Jakarta -Anggota MPR RI dari Fraksi PDI Perjuangan, Masinton Pasaribu, mengatakan, dalam sistem demokrasi, kekuatan oposisi sangatlah penting. Keberadaannya diharapkan untuk melaksanakan kontrol dan pengawasan terhadap pemerintah sehingga kemungkinan munculnya perilaku kesewenangan, penguasa bisa diminimalkan.
"Keberadaan kelompok oposisi di forum Legislatif akan menghindarkan munculnya anggapan bahwa Dewan Perwakilan Rakyat (DPR) hanya berfungsi sebagai stempel. Karena itu, kekuatan oposisi di dewan perwakilan rakyat sangat penting dan diharapkan biar fungsi pengawasan forum legislatif bisa benar-benar berjalan sesuai harapan," ujar Masinton dalam keterangannya, Jumat (28/6/2019)

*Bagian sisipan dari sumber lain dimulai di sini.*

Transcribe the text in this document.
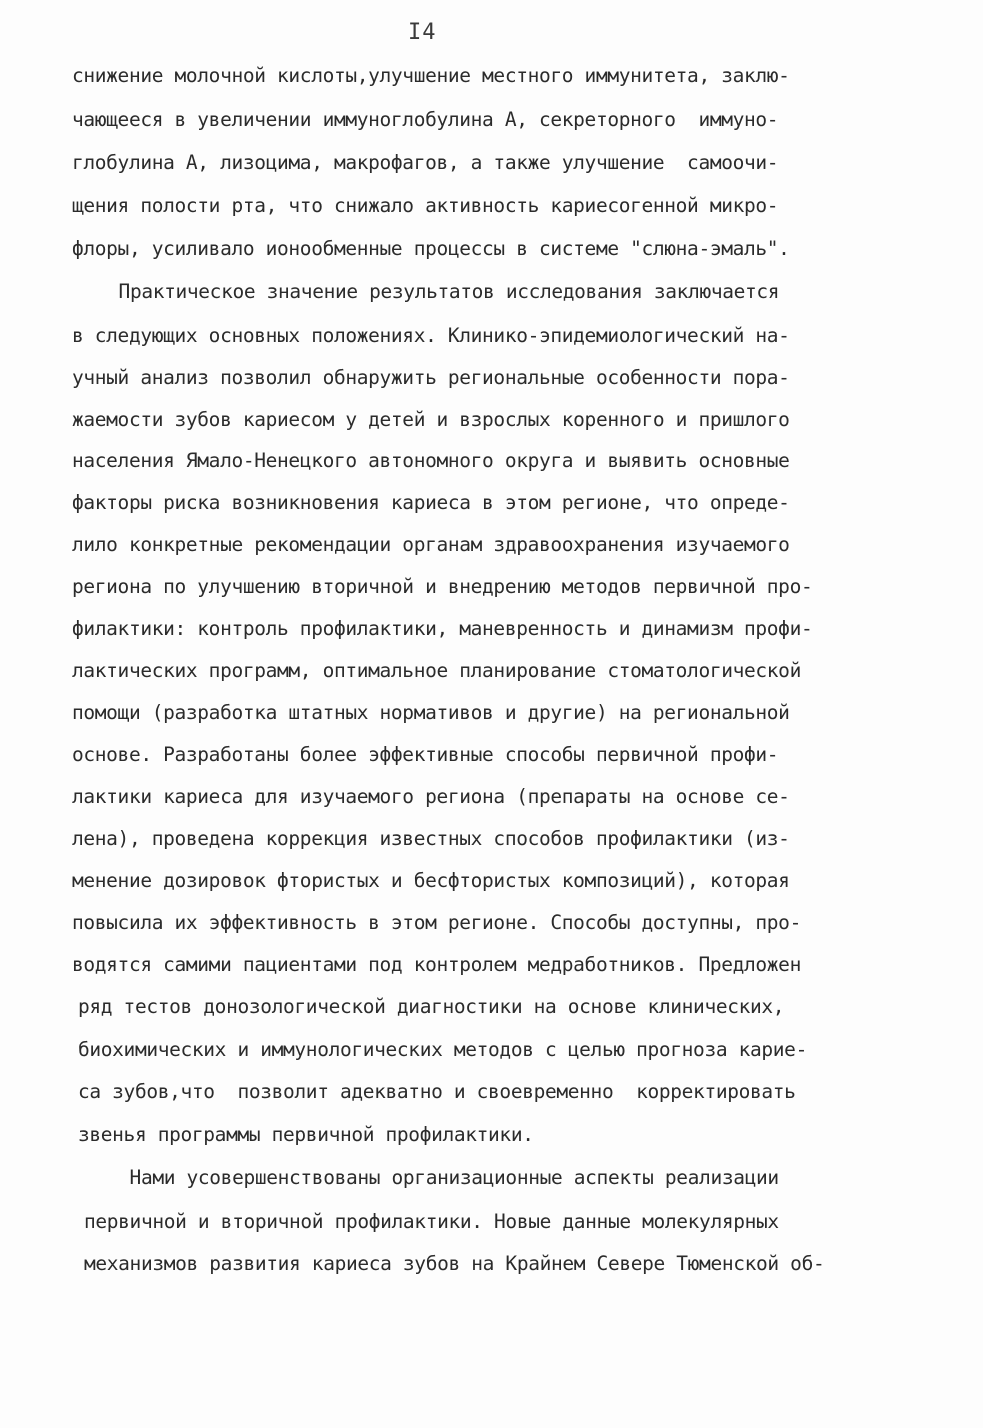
I4
снижение молочной кислоты,улучшение местного иммунитета, заклю-
чающееся в увеличении иммуноглобулина А, секреторного  иммуно-
глобулина А, лизоцима, макрофагов, а также улучшение  самоочи-
щения полости рта, что снижало активность кариесогенной микро-
флоры, усиливало ионообменные процессы в системе "слюна-эмаль".
Практическое значение результатов исследования заключается
в следующих основных положениях. Клинико-эпидемиологический на-
учный анализ позволил обнаружить региональные особенности пора-
жаемости зубов кариесом у детей и взрослых коренного и пришлого
населения Ямало-Ненецкого автономного округа и выявить основные
факторы риска возникновения кариеса в этом регионе, что опреде-
лило конкретные рекомендации органам здравоохранения изучаемого
региона по улучшению вторичной и внедрению методов первичной про-
филактики: контроль профилактики, маневренность и динамизм профи-
лактических программ, оптимальное планирование стоматологической
помощи (разработка штатных нормативов и другие) на региональной
основе. Разработаны более эффективные способы первичной профи-
лактики кариеса для изучаемого региона (препараты на основе се-
лена), проведена коррекция известных способов профилактики (из-
менение дозировок фтористых и бесфтористых композиций), которая
повысила их эффективность в этом регионе. Способы доступны, про-
водятся самими пациентами под контролем медработников. Предложен
ряд тестов донозологической диагностики на основе клинических,
биохимических и иммунологических методов с целью прогноза карие-
са зубов,что  позволит адекватно и своевременно  корректировать
звенья программы первичной профилактики.
Нами усовершенствованы организационные аспекты реализации
первичной и вторичной профилактики. Новые данные молекулярных
механизмов развития кариеса зубов на Крайнем Севере Тюменской об-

Masinton juga mengatakan, selesainya sidang sengketa hasil pemilu di Mahkamah Konstitusi (MK) menjadi simpulan dari perjalanan panjang Pemilu 2019. Kini semua pihak harus menurunkan suhu politik dan merajut kembali persatuan yang diakibatkan adanya polarisasi selama berlangsungnya kontestasi pemilu.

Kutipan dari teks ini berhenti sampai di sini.